• di Eleonora Perugini •
Molte persone spesso vanno dal medico di famiglia lamentando sintomatologie fisiche riguardanti uno strano senso di costrizione, sudorazione, battito accelerato, sensazione quasi di soffocamento, vertigini o tremori improvvisi, che gli creano disagio a casa, a scuola, al lavoro o addirittura durante attività ricreative in compagnia: sarebbe opportuno allora accendere un campanello d’allarme ed effettuare in primis uno screening che vada ad escludere eventuali cause organiche di tale sintomatologia.
Una volta aver raccolto tutti i dettagli organico–medici del caso ed una volta aver accertato che la patologia non riguarda la dimensione fisica, ci si può rendere conto che la sintomatologia lamentata dall’utente è di origine psicologica e viene riconosciuta con il nome di ansia.
Ora, a prescindere dalla classificazione delle varie tipologie di disturbo d’ansia proposte dal Manuale Diagnostico e Statistico dei Disturbi Mentali (DSM-5, APA 2013), noi psicologi riteniamo che l’ansia sia un’emozione che può avere effetti a lungo termine altamente negativi in chi la vive, in quanto desta costantemente preoccupazione e apprensione per gli eventi di vita futuri e non ci fa vivere appieno il presente.

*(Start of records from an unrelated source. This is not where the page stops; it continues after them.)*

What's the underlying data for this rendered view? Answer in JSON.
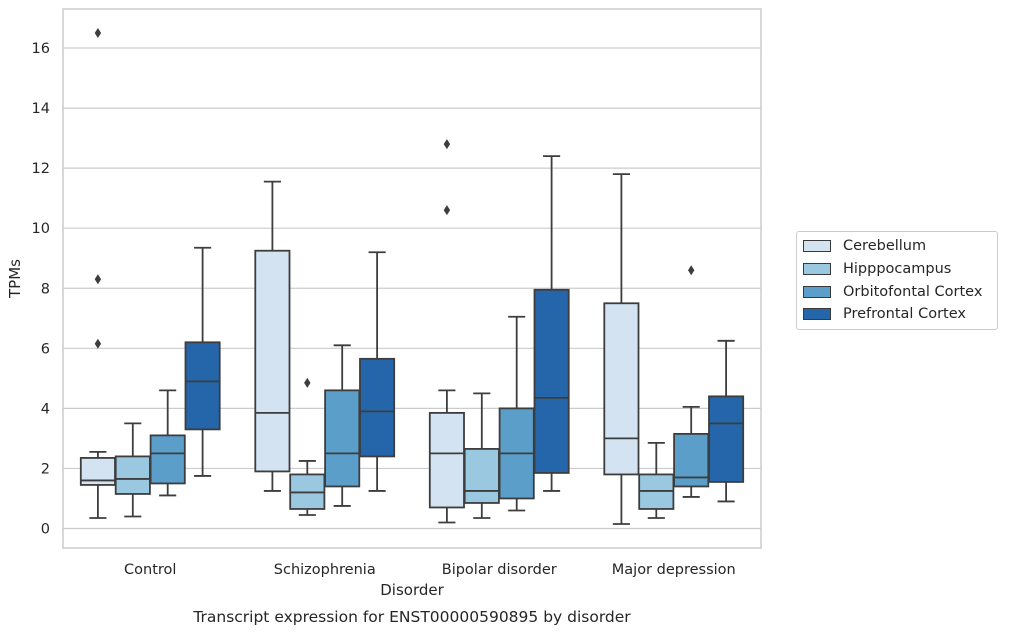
{
  "chart_data": {
    "type": "boxplot",
    "title": "Transcript expression for ENST00000590895 by disorder",
    "xlabel": "Disorder",
    "ylabel": "TPMs",
    "ylim": [
      -0.65,
      17.3
    ],
    "yticks": [
      0,
      2,
      4,
      6,
      8,
      10,
      12,
      14,
      16
    ],
    "grid": true,
    "legend_position": "right",
    "categories": [
      "Control",
      "Schizophrenia",
      "Bipolar disorder",
      "Major depression"
    ],
    "series": [
      {
        "name": "Cerebellum",
        "color": "#d3e3f2",
        "boxes": [
          {
            "whislo": 0.35,
            "q1": 1.45,
            "med": 1.6,
            "q3": 2.35,
            "whishi": 2.55,
            "fliers": [
              16.5,
              8.3,
              6.15
            ]
          },
          {
            "whislo": 1.25,
            "q1": 1.9,
            "med": 3.85,
            "q3": 9.25,
            "whishi": 11.55,
            "fliers": []
          },
          {
            "whislo": 0.2,
            "q1": 0.7,
            "med": 2.5,
            "q3": 3.85,
            "whishi": 4.6,
            "fliers": [
              12.8,
              10.6
            ]
          },
          {
            "whislo": 0.15,
            "q1": 1.8,
            "med": 3.0,
            "q3": 7.5,
            "whishi": 11.8,
            "fliers": []
          }
        ]
      },
      {
        "name": "Hipppocampus",
        "color": "#9ac8e0",
        "boxes": [
          {
            "whislo": 0.4,
            "q1": 1.15,
            "med": 1.65,
            "q3": 2.4,
            "whishi": 3.5,
            "fliers": []
          },
          {
            "whislo": 0.45,
            "q1": 0.65,
            "med": 1.2,
            "q3": 1.8,
            "whishi": 2.25,
            "fliers": [
              4.85
            ]
          },
          {
            "whislo": 0.35,
            "q1": 0.85,
            "med": 1.25,
            "q3": 2.65,
            "whishi": 4.5,
            "fliers": []
          },
          {
            "whislo": 0.35,
            "q1": 0.65,
            "med": 1.25,
            "q3": 1.8,
            "whishi": 2.85,
            "fliers": []
          }
        ]
      },
      {
        "name": "Orbitofontal Cortex",
        "color": "#5a9ec9",
        "boxes": [
          {
            "whislo": 1.1,
            "q1": 1.5,
            "med": 2.5,
            "q3": 3.1,
            "whishi": 4.6,
            "fliers": []
          },
          {
            "whislo": 0.75,
            "q1": 1.4,
            "med": 2.5,
            "q3": 4.6,
            "whishi": 6.1,
            "fliers": []
          },
          {
            "whislo": 0.6,
            "q1": 1.0,
            "med": 2.5,
            "q3": 4.0,
            "whishi": 7.05,
            "fliers": []
          },
          {
            "whislo": 1.05,
            "q1": 1.4,
            "med": 1.7,
            "q3": 3.15,
            "whishi": 4.05,
            "fliers": [
              8.6
            ]
          }
        ]
      },
      {
        "name": "Prefrontal Cortex",
        "color": "#2466a9",
        "boxes": [
          {
            "whislo": 1.75,
            "q1": 3.3,
            "med": 4.9,
            "q3": 6.2,
            "whishi": 9.35,
            "fliers": []
          },
          {
            "whislo": 1.25,
            "q1": 2.4,
            "med": 3.9,
            "q3": 5.65,
            "whishi": 9.2,
            "fliers": []
          },
          {
            "whislo": 1.25,
            "q1": 1.85,
            "med": 4.35,
            "q3": 7.95,
            "whishi": 12.4,
            "fliers": []
          },
          {
            "whislo": 0.9,
            "q1": 1.55,
            "med": 3.5,
            "q3": 4.4,
            "whishi": 6.25,
            "fliers": []
          }
        ]
      }
    ]
  }
}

A livello intrapsichico, l’ansia è veramente deleteria: genera sensazioni di paura e tendenza all’evitamento, scarsa concentrazione e incapacità di progettare il proprio futuro. Ancora, l’ansia rende disorganizzate le relazioni interpersonali, unitamente al timore di non essere corrisposti negli affetti e al conseguente senso di angoscia dettato dalla solitudine.

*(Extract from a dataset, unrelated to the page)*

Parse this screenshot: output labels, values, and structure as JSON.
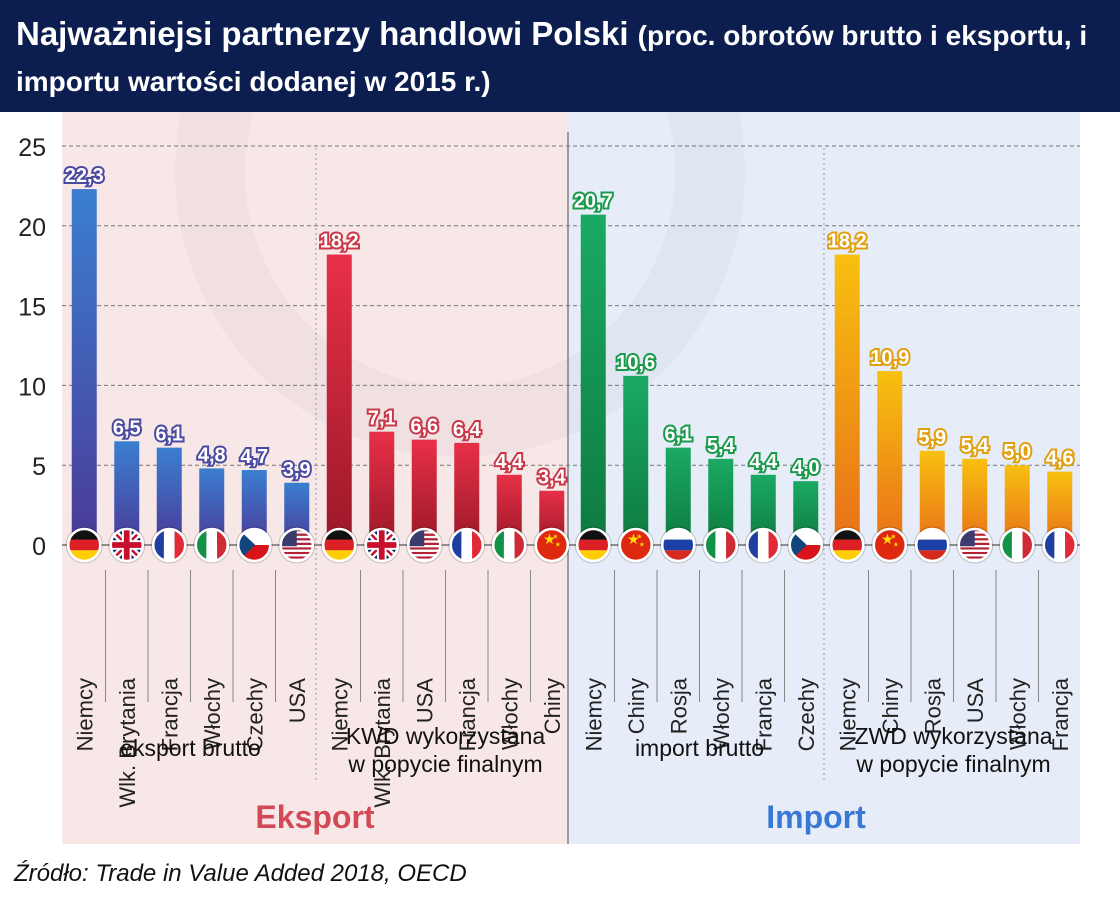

Lo stato improvviso di allerta e preoccupazione provocato dall’ansia rende difficoltoso lo svolgersi delle attività quotidiane. Questo sta a significare che la nostra vita può essere sconvolta e condizionata sempre a causa di questa condizione.
Come uscirne? Esistono ovviamente tante strategie per poter gestire al meglio l’ansia, ma il primo passo da fare sarebbe quello di acquisirne consapevolezza, prima di imparare a gestirla.
Personalmente, trovo affascinante associare al colloquio la parola “arte”. Grazie ad esso possiamo artisticamente dare alla conversazione con il nostro cliente tutte le sfumature di colore che vogliamo e, se siamo dei bravi artisti, siamo anche in grado di arrivare a capire la natura del suo disagio e a fornirgli pennello e tavolozza per permettergli di dipingere al meglio la sua vita.